About four months ago, I began developing a panic disorder, characterized by persistent panic attacks (caused by my insomnia). After about two months of this, I started meditating again, rekindling my ties to my previous Buddhist practice and found specific ways to combat the actual attacks (if you have panic attacks, I’d love to talk to you about them, I don’t know how much I can help, but I’d like to try). After the panic attacks subsided, although they still occur when I get a hold of too much caffeine or I’m under a ton of stress, I developed a form of a dissociative disorder. I started to suffer from a combination of depersonalization and derealization, the best way I can explain this is that I constantly feel like I’m in a dream, or that reality has been replaced by something that appears exactly the same although with a subtle, but noticeable difference. I found out my brain began releasing chemicals during my panic attacks because it felt that I was being threatened by my immediate environment and to place me outside the harm as not to cause trauma, it triggered the DP and DR, well, like some panic attack victims the DP and DR continued and now this is something I deal with on a day-to-day basis. Its manageable, though can be very frustrating because it affects my memory and concentration, and can sometimes become frightening.
Now that you’ve become introduced to the case, the question is: can this affect my ability to LD?
I used to have panic attacks. They are the worst thing ever. The kind of thing you wouldn’t wish upon you worst enemy, if you had enemies. Although, they forced me to be more concerned with my health. The word Crisatunity comes to mind. They also got me off drugs, and I used that spare time to focus on LDing and meditation. Makes one think.
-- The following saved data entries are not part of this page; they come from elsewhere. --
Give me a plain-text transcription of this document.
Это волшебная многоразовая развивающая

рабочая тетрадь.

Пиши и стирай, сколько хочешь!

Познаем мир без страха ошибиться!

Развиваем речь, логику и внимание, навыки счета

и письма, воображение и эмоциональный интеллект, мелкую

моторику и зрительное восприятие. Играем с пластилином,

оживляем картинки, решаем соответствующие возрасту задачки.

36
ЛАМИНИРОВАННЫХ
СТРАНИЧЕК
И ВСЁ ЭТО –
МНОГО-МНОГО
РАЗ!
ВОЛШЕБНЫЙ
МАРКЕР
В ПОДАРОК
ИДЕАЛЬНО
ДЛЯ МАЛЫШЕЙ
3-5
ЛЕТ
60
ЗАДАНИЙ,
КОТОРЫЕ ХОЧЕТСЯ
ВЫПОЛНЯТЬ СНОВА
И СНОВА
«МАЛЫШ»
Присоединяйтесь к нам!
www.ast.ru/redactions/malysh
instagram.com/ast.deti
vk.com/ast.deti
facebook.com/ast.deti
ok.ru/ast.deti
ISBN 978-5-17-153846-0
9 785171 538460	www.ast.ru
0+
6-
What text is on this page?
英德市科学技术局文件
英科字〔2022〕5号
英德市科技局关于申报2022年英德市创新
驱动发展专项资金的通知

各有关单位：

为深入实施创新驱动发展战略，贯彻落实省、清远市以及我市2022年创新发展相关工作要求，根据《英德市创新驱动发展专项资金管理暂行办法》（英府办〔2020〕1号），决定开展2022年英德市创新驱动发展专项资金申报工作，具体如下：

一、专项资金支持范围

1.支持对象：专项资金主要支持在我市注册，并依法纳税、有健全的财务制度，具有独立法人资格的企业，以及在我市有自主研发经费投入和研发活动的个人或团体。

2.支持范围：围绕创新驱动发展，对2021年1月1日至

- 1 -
Anyway. I can see both a good opportunity with that unreality you experience and a bad consequence.
The opportunity is that you are constantly reminded to reflect on reality, and perhaps coaxed into doing more realitychecks.
The drawback is that this frequent experience IRL just gives your dreaming mind a new excuse if you ever start feeling like you migt be dreaming.
Being a positive guy I feel that the upside has more power in this case. It’s worth more.
Though these things are not really about your ABILITY to lucid dream, I think that remains the same.
Agreed with point that panic attacks are not something to wish upon your worst enemy, I believe I’ve said the same thing or something similar.
And, agreed, panic attacks got me off drugs. Sometimes, I believe thats why they originated because I first noticed them in association with pot and others, mainly pot.
I think the insomnia is a problem thats far worse (when it comes to LDing) than the other three. I think you are right.
Good post, good vibes.
Yeah insomnia sucks. Meditation helps for that. In fact, I listened to a deepak chopra thing about sleep. The trick is to not mind if you don’t fall asleep and meditate, trusting that it’ll be restful enough. That itself makes sleeping easier. Worrying about lost sleep is very bad for sleep.